Hand signals told them to stop and have breakfast. The men dropped to their haunches immediately after communicating the order along the line, and broke into their rations. Sergeant Marturak considered his next move as he unconsciously waved off the cloud of insects surrounding him. They were right on the equator and the day was heating up fast. Soon it would be almost too hot to move in the still, steamy sauna under the jungle canopy. But he was used to it. He had trained for it and he liked it. What he didn’t like was being made a fool of.
He considered it remote that any untrained person could have tracked this far into the jungle as his current position. Splitting his men into two troops, he decided, would be the best option now. He would have each force sweep the jungle at right angles to their current line of march for around three kilometres, and then turn again through ninety degrees and move back towards the crash site. In that way, he would have picked through almost fifteen square kilometres of jungle: fifteen square kilometres of one of the densest concentrations of plant life on the planet.

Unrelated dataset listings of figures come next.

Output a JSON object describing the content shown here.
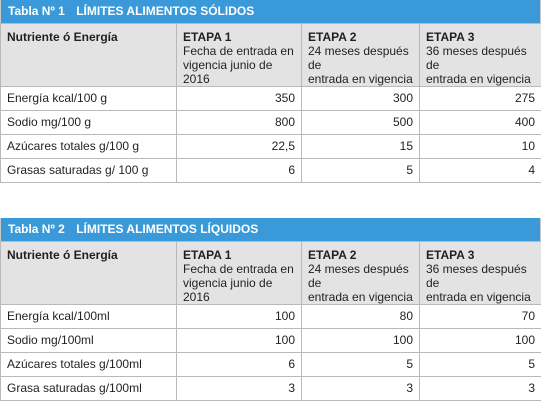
{
  "tables": [
    {
      "num": "Tabla Nº 1",
      "title": "LÍMITES ALIMENTOS SÓLIDOS",
      "header": {
        "col0": "Nutriente ó Energía",
        "stages": [
          {
            "name": "ETAPA 1",
            "desc1": "Fecha de entrada en",
            "desc2": "vigencia junio de 2016"
          },
          {
            "name": "ETAPA 2",
            "desc1": "24 meses después de",
            "desc2": "entrada en vigencia"
          },
          {
            "name": "ETAPA 3",
            "desc1": "36 meses después de",
            "desc2": "entrada en vigencia"
          }
        ]
      },
      "rows": [
        {
          "label": "Energía kcal/100 g",
          "v1": "350",
          "v2": "300",
          "v3": "275"
        },
        {
          "label": "Sodio mg/100 g",
          "v1": "800",
          "v2": "500",
          "v3": "400"
        },
        {
          "label": "Azúcares totales g/100 g",
          "v1": "22,5",
          "v2": "15",
          "v3": "10"
        },
        {
          "label": "Grasas saturadas g/ 100 g",
          "v1": "6",
          "v2": "5",
          "v3": "4"
        }
      ]
    },
    {
      "num": "Tabla Nº 2",
      "title": "LÍMITES ALIMENTOS LÍQUIDOS",
      "header": {
        "col0": "Nutriente ó Energía",
        "stages": [
          {
            "name": "ETAPA 1",
            "desc1": "Fecha de entrada en",
            "desc2": "vigencia junio de 2016"
          },
          {
            "name": "ETAPA 2",
            "desc1": "24 meses después de",
            "desc2": "entrada en vigencia"
          },
          {
            "name": "ETAPA 3",
            "desc1": "36 meses después de",
            "desc2": "entrada en vigencia"
          }
        ]
      },
      "rows": [
        {
          "label": "Energía kcal/100ml",
          "v1": "100",
          "v2": "80",
          "v3": "70"
        },
        {
          "label": "Sodio mg/100ml",
          "v1": "100",
          "v2": "100",
          "v3": "100"
        },
        {
          "label": "Azúcares totales g/100ml",
          "v1": "6",
          "v2": "5",
          "v3": "5"
        },
        {
          "label": "Grasa saturadas g/100ml",
          "v1": "3",
          "v2": "3",
          "v3": "3"
        }
      ]
    }
  ]
}
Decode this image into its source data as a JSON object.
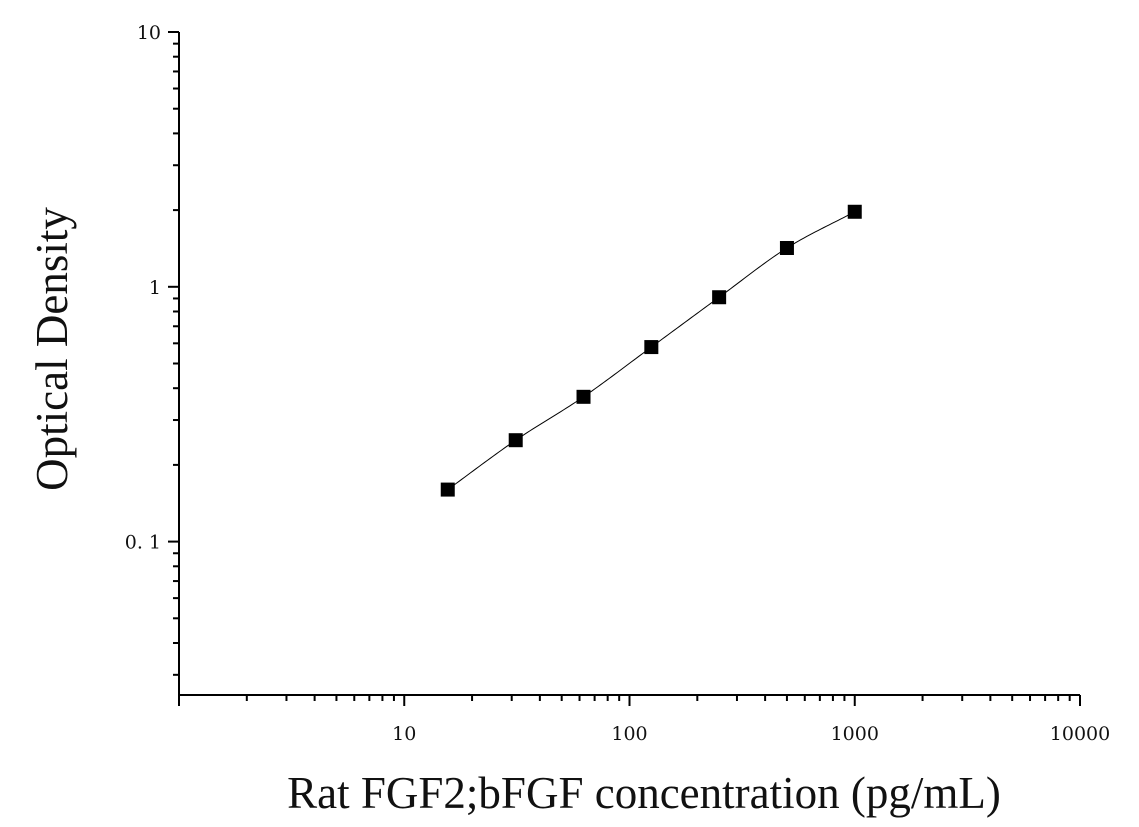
{
  "chart_data": {
    "type": "scatter",
    "title": "",
    "xlabel": "Rat FGF2;bFGF concentration (pg/mL)",
    "ylabel": "Optical Density",
    "xscale": "log",
    "yscale": "log",
    "xlim": [
      1,
      10000
    ],
    "ylim": [
      0.025,
      10
    ],
    "x_tick_labels": [
      "10",
      "100",
      "1000",
      "10000"
    ],
    "y_tick_labels": [
      "0. 1",
      "1",
      "10"
    ],
    "grid": false,
    "legend": "none",
    "marker": "square",
    "color": "#000000",
    "fit_curve": true,
    "points": [
      {
        "x": 15.6,
        "y": 0.16
      },
      {
        "x": 31.25,
        "y": 0.25
      },
      {
        "x": 62.5,
        "y": 0.37
      },
      {
        "x": 125,
        "y": 0.58
      },
      {
        "x": 250,
        "y": 0.91
      },
      {
        "x": 500,
        "y": 1.42
      },
      {
        "x": 1000,
        "y": 1.97
      }
    ]
  }
}
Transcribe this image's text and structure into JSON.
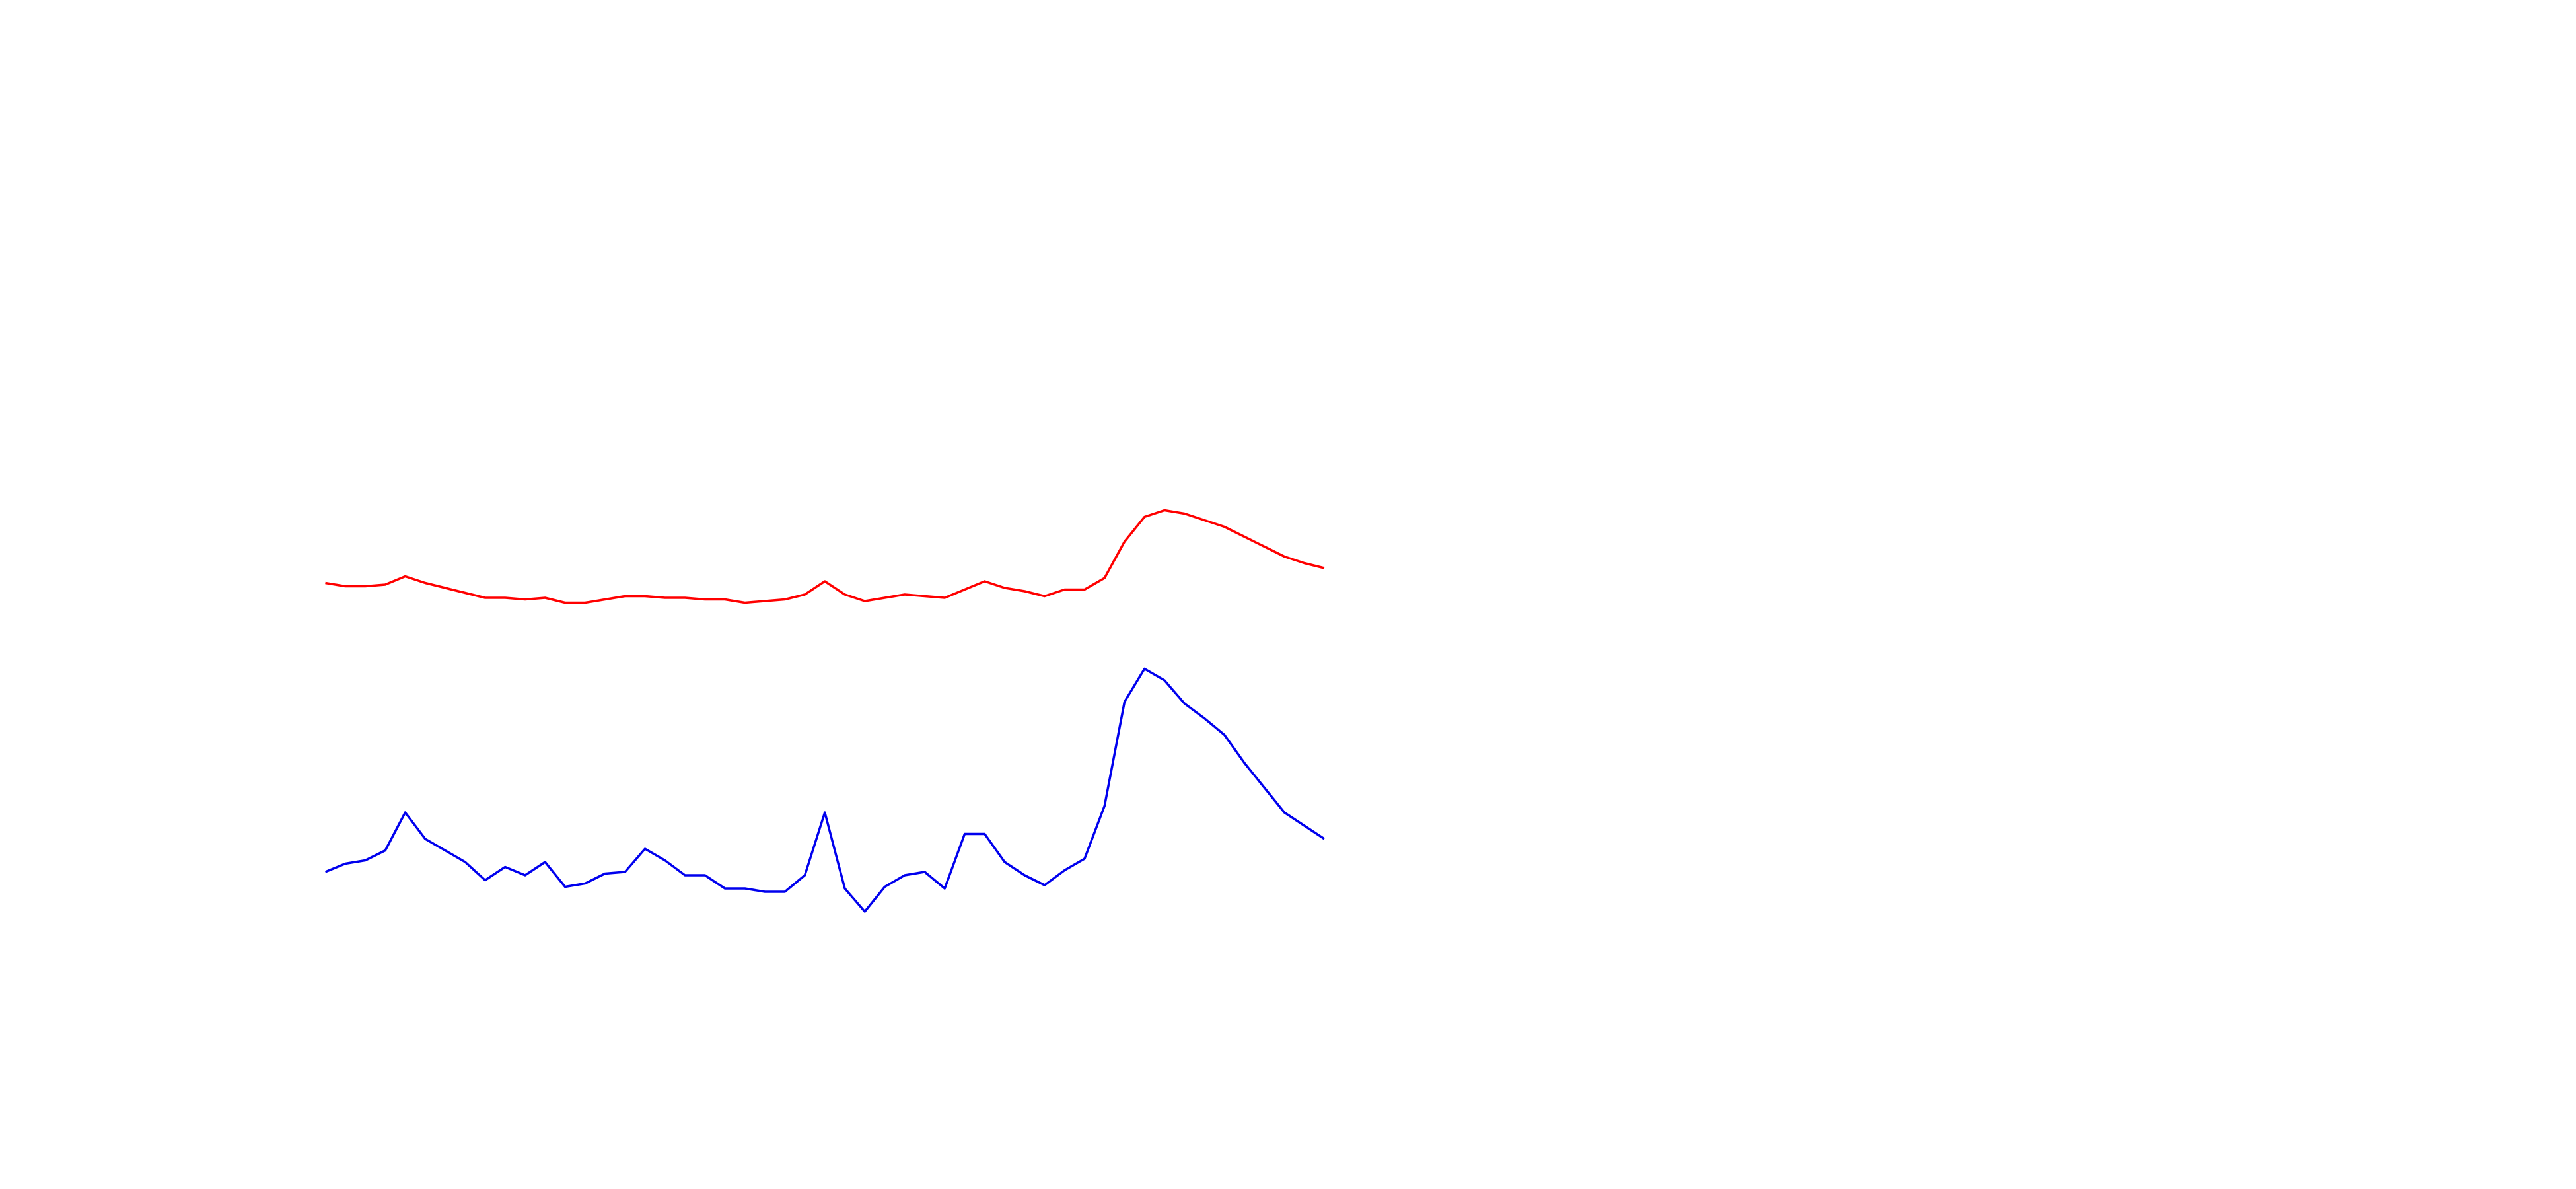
{
  "chart_data": {
    "type": "line",
    "ylim": [
      0,
      720
    ],
    "series": [
      {
        "color": "#ff0000",
        "values": [
          367,
          365,
          365,
          366,
          371,
          367,
          364,
          361,
          358,
          358,
          357,
          358,
          355,
          355,
          357,
          359,
          359,
          358,
          358,
          357,
          357,
          355,
          356,
          357,
          360,
          368,
          360,
          356,
          358,
          360,
          359,
          358,
          363,
          368,
          364,
          362,
          359,
          363,
          363,
          370,
          392,
          407,
          411,
          409,
          405,
          401,
          395,
          389,
          383,
          379,
          376
        ]
      },
      {
        "color": "#0000ee",
        "values": [
          192,
          197,
          199,
          205,
          228,
          212,
          205,
          198,
          187,
          195,
          190,
          198,
          183,
          185,
          191,
          192,
          206,
          199,
          190,
          190,
          182,
          182,
          180,
          180,
          190,
          228,
          182,
          168,
          183,
          190,
          192,
          182,
          215,
          215,
          198,
          190,
          184,
          193,
          200,
          232,
          295,
          315,
          308,
          294,
          285,
          275,
          258,
          243,
          228,
          220,
          212
        ]
      }
    ]
  }
}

It was possible that the man could slip through his fingers, but improbable. Another soft bird-like whistle gathered his force together. Marturak got down on a knee, cleared a small patch of earth and outlined their tactics with his dagger. He then divided his men and told them they had five minutes to complete their breakfast. Few words were exchanged between the men. No one smoked, joked or laughed. The man they were hunting could be close by and no one wanted to compromise their position. Everyone wanted this mission over with.
Unseen, the snake silently parted the bush and made its way to its nest. Suryei shifted her weight, pulling one leg towards her. The snake instantly reacted, rearing up and flaring its distinctive hood.
‘Jesus!’ said Suryei when she saw it, louder than she’d intended.
‘What!?’ said Joe.
‘Cobra!’ For the first time, Suryei saw a bunch of leaves and twigs gathered on the ground just inside the leaf canopy. There were eggs in the centre of the nest and a couple had broken open.
The snake moved its head from side to side, sensitive to the slightest movements made by Joe and Suryei.
‘It’s seriously deadly.’
‘Seriously pissed off too, by the looks of it,’ said Joe under his breath, trying to disappear into the foliage behind him.
‘It’s a mother, see?’
Joe saw the smashed eggs in the nest.
‘We have to go. Get ready.’
Joe sat up slowly and the snake reared higher, as if it found his movement a challenge to fight.
‘Careful,’ said Suryei quietly. It was difficult for both of them to move. They had cramped into their resting positions. Joe flexed his hands. Blood cracked and fresh, crimson rivulets appeared. He ignored the pain. He slowly and carefully took his axe out of his bag. Suryei moved her foot.
The snake raised its hooded head and reared back, tensing to strike. It looked at Suryei and then at Joe and then back at Suryei, as if uncertain who to bite first. Suryei moved her foot, shifting a section of vine which sprang back. The snake reacted, striking at Suryei’s feet. It darted once, twice, advancing belligerently. Suryei screamed. Joe tried to fend it off with the head of his axe. Before she realised it, Suryei was up, pushing wildly through the vines, thrashing through the spikes that tore at her clothes and skin. Joe was right behind her. The snake moved its head aggressively from side to side as the threat retreated, and then returned to sentry duty, coiling around its eggs.
Joe found Suryei collapsed at the foot of an enormous teak. She was whimpering to herself. Her composure had evaporated. She wrenched the shoe off, examined it, and found two neat sets of punctures in the leather upper. She rapidly switched her attention to her foot, and then fell back against the tree, relieved.
‘What? What?!’ Joe found her anxiety contagious.
‘Nothing, thank Christ!’ Suryei rasped. ‘The bastard didn’t get me.’
‘Bitch.’
‘What?’
‘Bitch. You said it was a female, remember?’ Joe picked up the shoe and examined the punctures in it. ‘Saved by Nike,’ he said quietly.
Suryei stood up and hopped behind Joe. She rummaged in his rucksack and pulled out a bottle of water. ‘Shouldn’t we save that for later?’ he said as he watched her pour it over the shoe.
‘I knew a photographer once who was taking shots of one of those things in a snake park. He got cocky. Went right up close to take its photo. The flash and the noise angered the cobra and it struck. It missed the photographer but got the camera body instead. The photographer wiped the venom off with his finger. Within an hour, he was fighting for his life. So, I’m washing my shoe, okay?’
‘Okay, okay…’
‘Sorry. I’m just a bit freaked out at the moment.’ Suryei sloshed the water onto the suspect area of the shoe.